Auch in den vergangenen Jahren geriet das Haus Windsor immer wieder in die Defensive. So erhoben Enkel Harry und seine Ehefrau Meghan 2021 im US-Fernsehen Rassismus-Vorwürfe gegen den Palast. Die Zurückhaltung, mit der die Queen auf solchen Ärger stets reagierte, hatten ihr die Kommentatoren längst als Professionalität ausgelegt. Auch in Umfragen erreichten ihre Popularität zuletzt Höchstwerte. Noch im Sommer 2022 gaben 75 Prozent der Briten an, eine gute Meinung von Elizabeth II. zu haben. Ihre Beliebtheit zeigte sich auch im Juni, als sich London und das Königreich anlässlich des Platin-Thronjubiläums in große Partymeilen verwandelte.
„Lehre Christi hat mich geleitet“
Insbesondere ältere Briten sind überzeugt, dass die Queen entscheidend zum moralischen Zusammenhalt der Nation beigetragen hat, etwa über ihre Fernsehansprachen. In ihrer Weihnachtsrede im Dezember 2020 dankte sie allen, die an der Bewältigung der Pandemie mitarbeiteten, und fand tröstende Worte für die Trauernden und die Einsamen. Die Kraft dafür zog sie immer auch aus ihrem Glauben, wie sie nicht nur in dieser Rede betonte. „Mein ganzes Leben lang haben mich die Botschaft und die Lehren Christi geleitet, und in ihnen finde ich Hoffnung“, sagte Elizabeth Anfang August in einer Botschaft an die Bischöfinnen und Bischöfen der anglikanischen Kirchengemeinschaft.
Im April vergangenen Jahres jedoch war sie es, die Trost suchte.
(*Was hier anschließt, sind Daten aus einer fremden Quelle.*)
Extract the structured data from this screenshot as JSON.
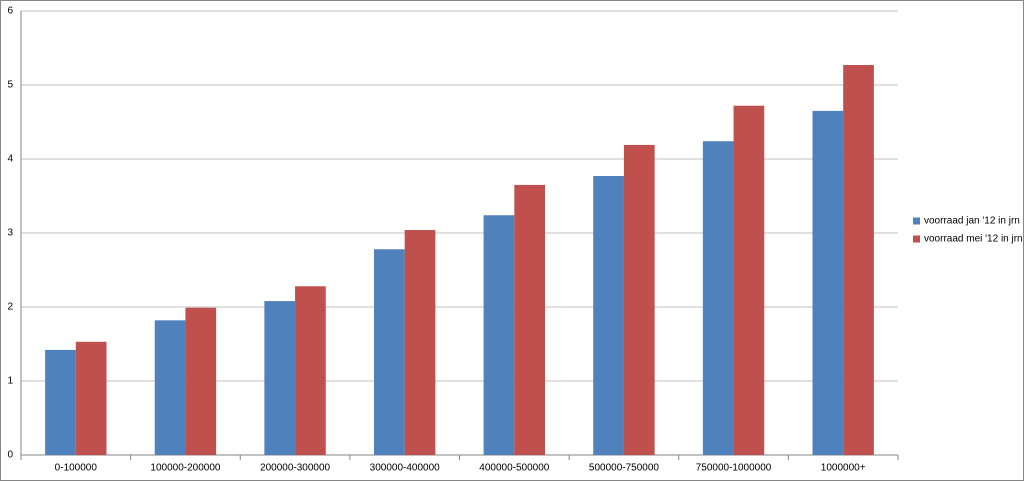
{
  "chart_data": {
    "type": "bar",
    "categories": [
      "0-100000",
      "100000-200000",
      "200000-300000",
      "300000-400000",
      "400000-500000",
      "500000-750000",
      "750000-1000000",
      "1000000+"
    ],
    "series": [
      {
        "name": "voorraad jan '12 in jrn",
        "color": "#4f81bd",
        "values": [
          1.42,
          1.82,
          2.08,
          2.78,
          3.24,
          3.77,
          4.24,
          4.65
        ]
      },
      {
        "name": "voorraad mei '12 in jrn",
        "color": "#c0504d",
        "values": [
          1.53,
          1.99,
          2.28,
          3.04,
          3.65,
          4.19,
          4.72,
          5.27
        ]
      }
    ],
    "ylim": [
      0,
      6
    ],
    "yticks": [
      0,
      1,
      2,
      3,
      4,
      5,
      6
    ],
    "grid": true,
    "legend": "right"
  }
}
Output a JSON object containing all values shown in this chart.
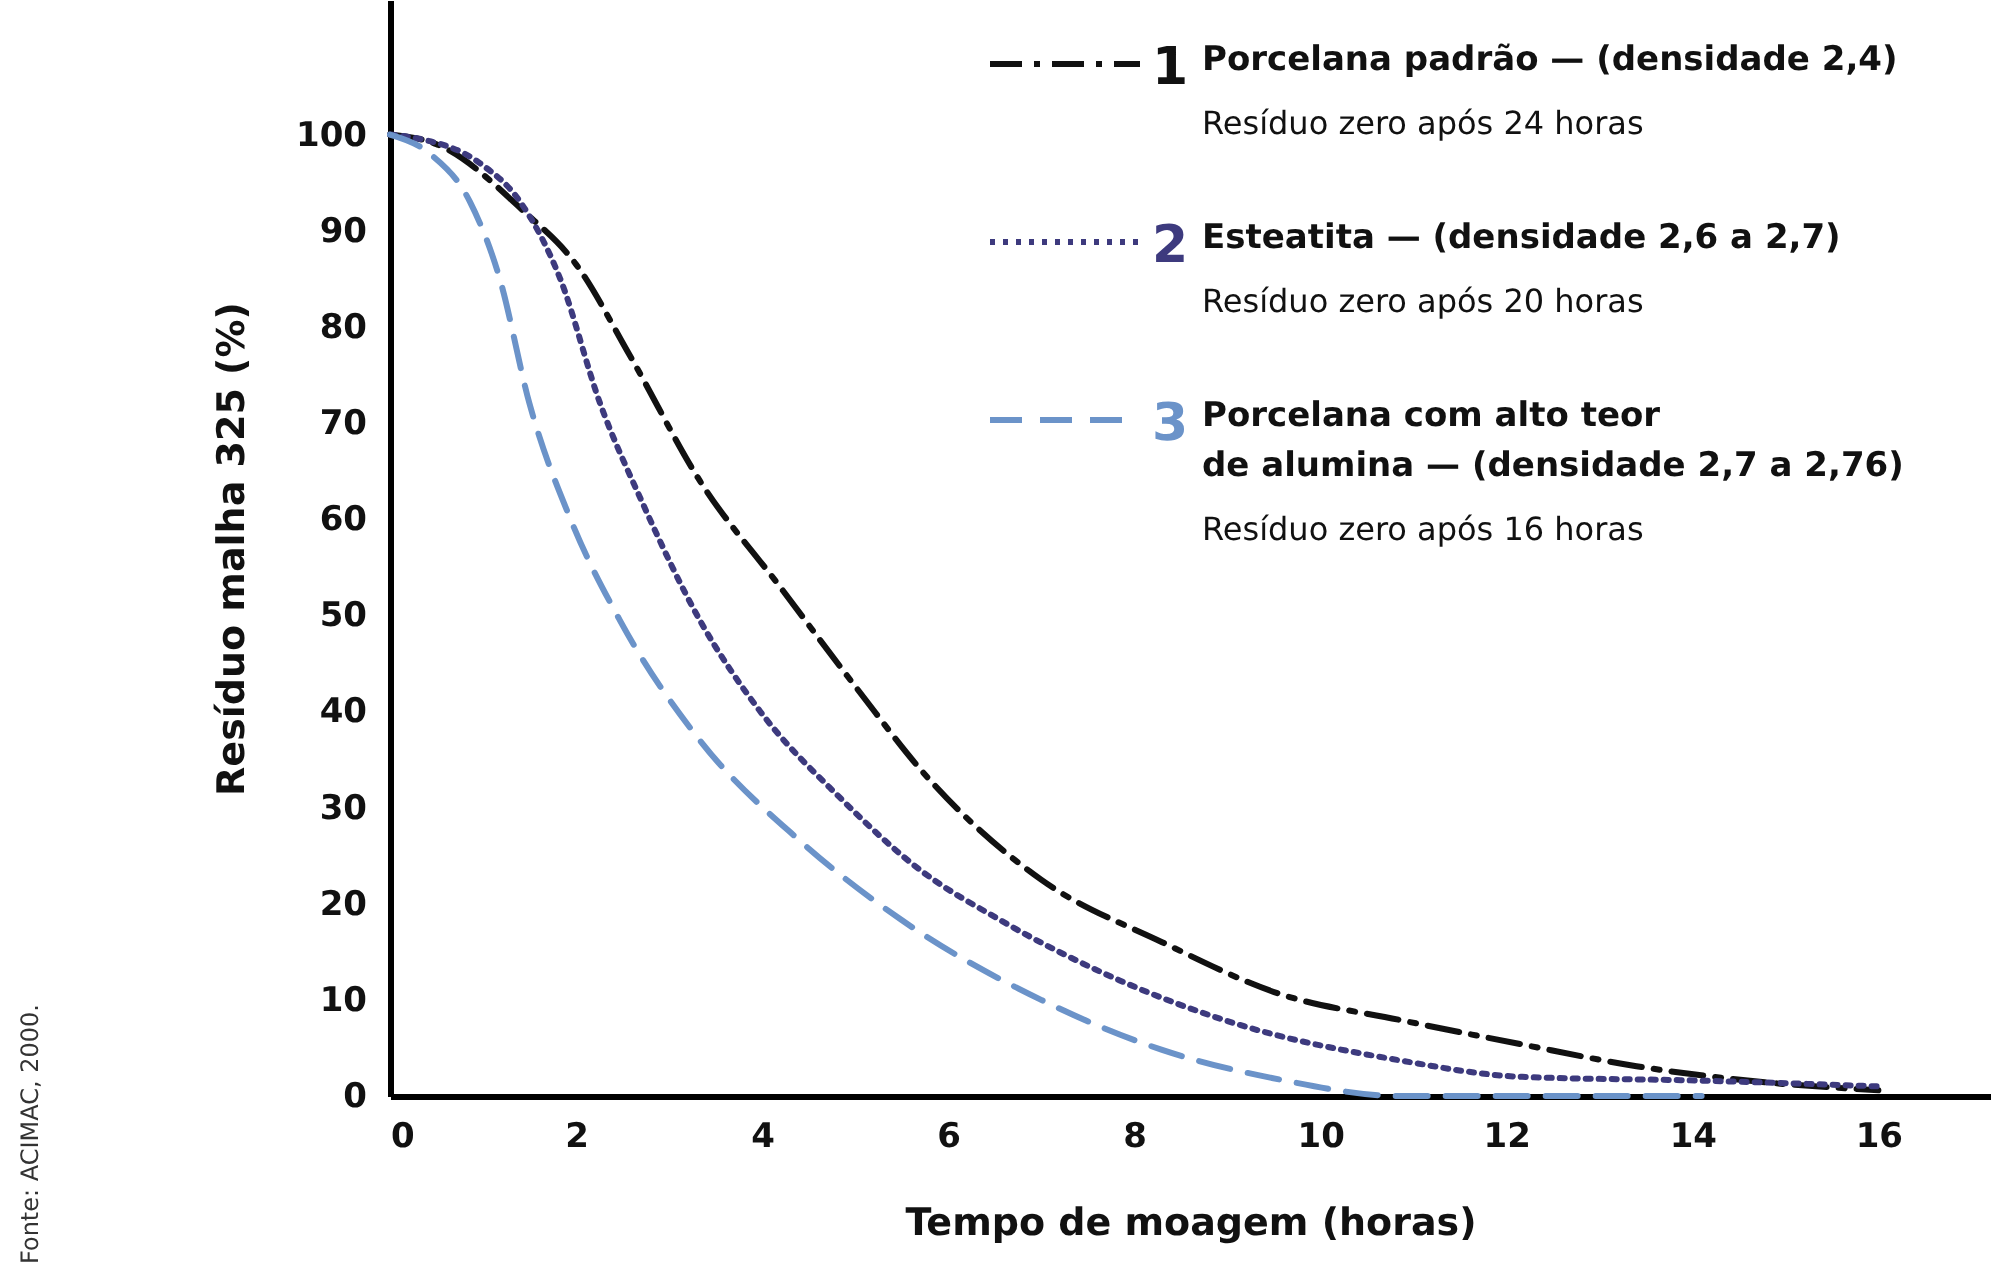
{
  "chart_data": {
    "type": "line",
    "xlabel": "Tempo de moagem (horas)",
    "ylabel": "Resíduo malha 325 (%)",
    "xlim": [
      0,
      17.2
    ],
    "ylim": [
      0,
      114
    ],
    "xticks": [
      0,
      2,
      4,
      6,
      8,
      10,
      12,
      14,
      16
    ],
    "yticks": [
      0,
      10,
      20,
      30,
      40,
      50,
      60,
      70,
      80,
      90,
      100
    ],
    "legend": "top right",
    "series": [
      {
        "name": "Porcelana padrão — (densidade 2,4)",
        "color": "#111111",
        "line_style": "dashdot",
        "x": [
          0,
          0.5,
          1.44,
          2.0,
          2.58,
          3.33,
          4.19,
          5.05,
          5.7,
          7,
          8.3,
          9.57,
          10.86,
          12.15,
          13.4,
          14.7,
          16
        ],
        "values": [
          100,
          99,
          92,
          86.5,
          77,
          64,
          53,
          42,
          34,
          22.5,
          16,
          10.6,
          7.9,
          5.4,
          3.1,
          1.5,
          0.6
        ]
      },
      {
        "name": "Esteatita — (densidade 2,6 a 2,7)",
        "color": "#3d3a7e",
        "line_style": "dotted",
        "x": [
          0,
          0.3,
          0.97,
          1.4,
          1.83,
          2.26,
          2.7,
          3.33,
          3.98,
          4.84,
          5.7,
          6.56,
          7.85,
          9.1,
          10.86,
          12.15,
          14.1,
          16
        ],
        "values": [
          100,
          99.6,
          97,
          93,
          85,
          72,
          62,
          49.5,
          40,
          31,
          23.5,
          18.3,
          12,
          7.5,
          3.7,
          2,
          1.6,
          1
        ]
      },
      {
        "name": "Porcelana com alto teor\nde alumina — (densidade 2,7 a 2,76)",
        "color": "#6b93c9",
        "line_style": "dashed",
        "x": [
          0,
          0.43,
          0.86,
          1.18,
          1.5,
          1.94,
          2.47,
          3.33,
          4.4,
          5.5,
          7,
          8.3,
          9.57,
          10.86,
          14.1
        ],
        "values": [
          100,
          98,
          93,
          85,
          72,
          60,
          49.5,
          37,
          26.6,
          18.3,
          10,
          4.8,
          1.7,
          0,
          0
        ]
      }
    ],
    "annotations": [
      "1",
      "2",
      "3",
      "Resíduo zero após 24 horas",
      "Resíduo zero após 20 horas",
      "Resíduo zero após 16 horas",
      "Fonte: ACIMAC, 2000."
    ]
  }
}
Das Bild der Königin, die beim Begräbnis ihres Mannes Prinz Philip allein in der Kirchenbank trauert, ging um die Welt und löste eine Welle des Mitgefühls aus. Noch einsamer wurde es um sie, als im Dezember zwei Weggefährtinnen starben, mit denen sie jahrzehntelange Freundschaft verbunden hatte.
Zwölf Premierminister und drei Premierministerinnen regierten unter der Königin, die noch am Dienstag Liz Truss zur neuen Regierungschefin ernannt hatte. Den Rekord ihrer Ururgroßmutter Queen Victoria von 63 Regierungsjahren hatte die Monarchin schon 2015 gebrochen. Bis zu ihrem Tod war sie das älteste und das am längsten gegenwärtig amtierende Staatsoberhaupt der Welt. Als die am längsten regierende Monarchin in der Geschichte Großbritanniens hat sie die Monarchie von der Nachkriegszeit ins 21. Jahrhundert geführt. Mit ihrem Tod endet eine Ära.